By far, the most ambitious essay is undoubtedly John Kimsey’s. Kimsey focuses on the marketing strategies deployed by Apple Corps from the late 1980s onward, from the Anthology project to the Love album, through Let it Be…Naked. It tackles important issues such as the notions of revisionism, be it crass commercialism or inspired mashups, reassessing the respective creative (and political) roles of Lennon and McCartney, questioning the latter’s characterisation as a mere tunesmith, and in the process, the gender-coded, structuring opposition so fundamental in the reading of rock music, between courage, authenticity, and risk-taking on the one hand, and sentimentality and scheming on the other. The essay also deals extensively on museum politics, including Yoko Ono’s will to turn her late husband into a bona fide political activist and avant-garde artist. The cultural strategies surrounding the Beatles enable Kimsey to conclude his essay on one of the central issues of rock music:

Rock ideology is founded on a “paradox”. Rock wants it both ways. On one hand, it reproduces the critique of mass culture that sees forces of mass production, consumption, and communication as threats to the autonomy and integrity of the individual. On the other, it re-frames that critique, claiming that one can consume the products of mass culture without compromising one’s integrity. Of course, qualities like authenticity and alienation do not inhere to the artifacts. They are rhetorical constructions whose meanings are loaded and ambiguous. [252]

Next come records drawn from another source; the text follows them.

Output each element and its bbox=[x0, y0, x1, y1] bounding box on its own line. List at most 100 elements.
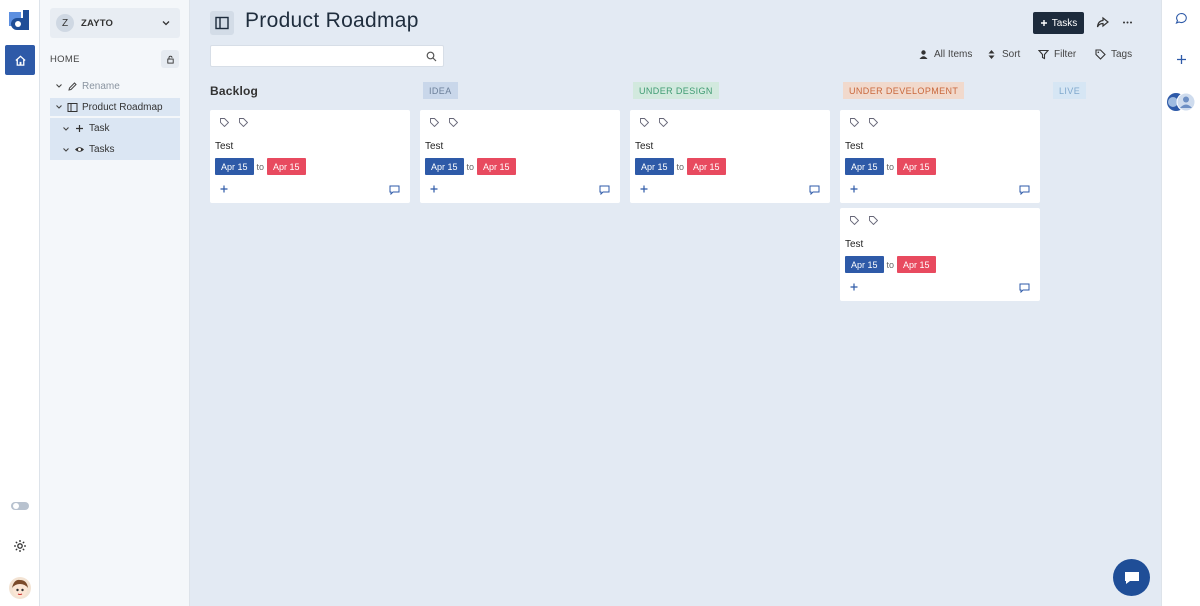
start-date-chip[interactable]: Apr 15 bbox=[635, 158, 674, 175]
chevron-down-icon bbox=[56, 84, 62, 88]
card-title[interactable]: Test bbox=[635, 141, 653, 152]
chevron-down-icon bbox=[63, 126, 69, 131]
all-items-button[interactable]: All Items bbox=[918, 49, 972, 60]
end-date-chip[interactable]: Apr 15 bbox=[897, 158, 936, 175]
start-date-chip[interactable]: Apr 15 bbox=[845, 256, 884, 273]
column-header-under-design: UNDER DESIGN bbox=[633, 82, 719, 99]
sort-button[interactable]: Sort bbox=[986, 49, 1020, 60]
filter-button[interactable]: Filter bbox=[1038, 49, 1076, 60]
start-date-chip[interactable]: Apr 15 bbox=[215, 158, 254, 175]
tree-item-product-roadmap[interactable]: Product Roadmap bbox=[50, 98, 180, 116]
theme-toggle[interactable] bbox=[11, 502, 29, 510]
app-rail bbox=[0, 0, 40, 606]
user-icon bbox=[919, 50, 928, 59]
tag-icon[interactable] bbox=[869, 216, 878, 225]
add-subtask-icon[interactable] bbox=[640, 185, 648, 193]
home-icon bbox=[14, 54, 26, 66]
search-input[interactable] bbox=[210, 45, 444, 67]
end-date-chip[interactable]: Apr 15 bbox=[897, 256, 936, 273]
tag-icon[interactable] bbox=[850, 118, 859, 127]
tag-icon bbox=[1095, 49, 1106, 60]
add-subtask-icon[interactable] bbox=[430, 185, 438, 193]
task-card[interactable]: Test Apr 15 to Apr 15 bbox=[630, 110, 830, 203]
add-subtask-icon[interactable] bbox=[850, 283, 858, 291]
column-header-live: LIVE bbox=[1053, 82, 1087, 99]
eye-icon bbox=[75, 147, 84, 152]
tags-label: Tags bbox=[1111, 49, 1133, 60]
start-date-chip[interactable]: Apr 15 bbox=[845, 158, 884, 175]
tag-icon[interactable] bbox=[659, 118, 668, 127]
tree-item-rename[interactable]: Rename bbox=[50, 77, 120, 95]
task-card[interactable]: Test Apr 15 to Apr 15 bbox=[840, 110, 1040, 203]
user-avatar[interactable] bbox=[9, 577, 31, 599]
tree-item-label: Product Roadmap bbox=[82, 101, 163, 113]
more-icon[interactable] bbox=[1121, 16, 1134, 29]
app-logo[interactable] bbox=[9, 10, 31, 32]
board-icon bbox=[215, 16, 229, 30]
comment-icon[interactable] bbox=[599, 184, 610, 195]
plus-icon bbox=[1040, 20, 1047, 26]
card-title[interactable]: Test bbox=[845, 141, 863, 152]
card-title[interactable]: Test bbox=[215, 141, 233, 152]
sort-label: Sort bbox=[1002, 49, 1021, 60]
pencil-icon bbox=[68, 81, 77, 91]
comment-icon[interactable] bbox=[1019, 282, 1030, 293]
side-panel: Z ZAYTO HOME Rename Product Roadmap Task… bbox=[40, 0, 190, 606]
sort-icon bbox=[988, 50, 995, 59]
filter-icon bbox=[1038, 49, 1049, 60]
plus-icon[interactable] bbox=[1175, 53, 1188, 66]
column-header-under-development: UNDER DEVELOPMENT bbox=[843, 82, 965, 99]
date-separator: to bbox=[256, 161, 265, 172]
tree-item-tasks[interactable]: Tasks bbox=[50, 139, 180, 160]
add-subtask-icon[interactable] bbox=[850, 185, 858, 193]
add-tasks-label: Tasks bbox=[1051, 17, 1078, 29]
end-date-chip[interactable]: Apr 15 bbox=[687, 158, 726, 175]
page-title: Product Roadmap bbox=[245, 9, 419, 32]
start-date-chip[interactable]: Apr 15 bbox=[425, 158, 464, 175]
task-card[interactable]: Test Apr 15 to Apr 15 bbox=[210, 110, 410, 203]
tag-icon[interactable] bbox=[220, 118, 229, 127]
tag-icon[interactable] bbox=[430, 118, 439, 127]
tag-icon[interactable] bbox=[640, 118, 649, 127]
tree-item-label: Rename bbox=[82, 80, 120, 92]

To this debate, the Beatles have been instrumental. They are the protagonists of a narrative that unfolds around the question: “is it possible to sell out (be immensely popular) without selling out (compromising one’s integrity)?” [ibid.]

In the end, what prompts us to read another collection of essays such as this one, or play Beatles music over again, and introduce our progeny to their work is that, in the words of Ritchie Unterberger, “there is a timelessness about the joy, curiosity, and ceaseless hunger they had to constantly change that is immediately tangible, almost overpowering, in their music” [254]. Over the years, the Beatles have been at the same time the agents of mass consumption, and the harbingers of idealism, a combination which could perfectly be the very definition of rock music, as this timely collection reminds us.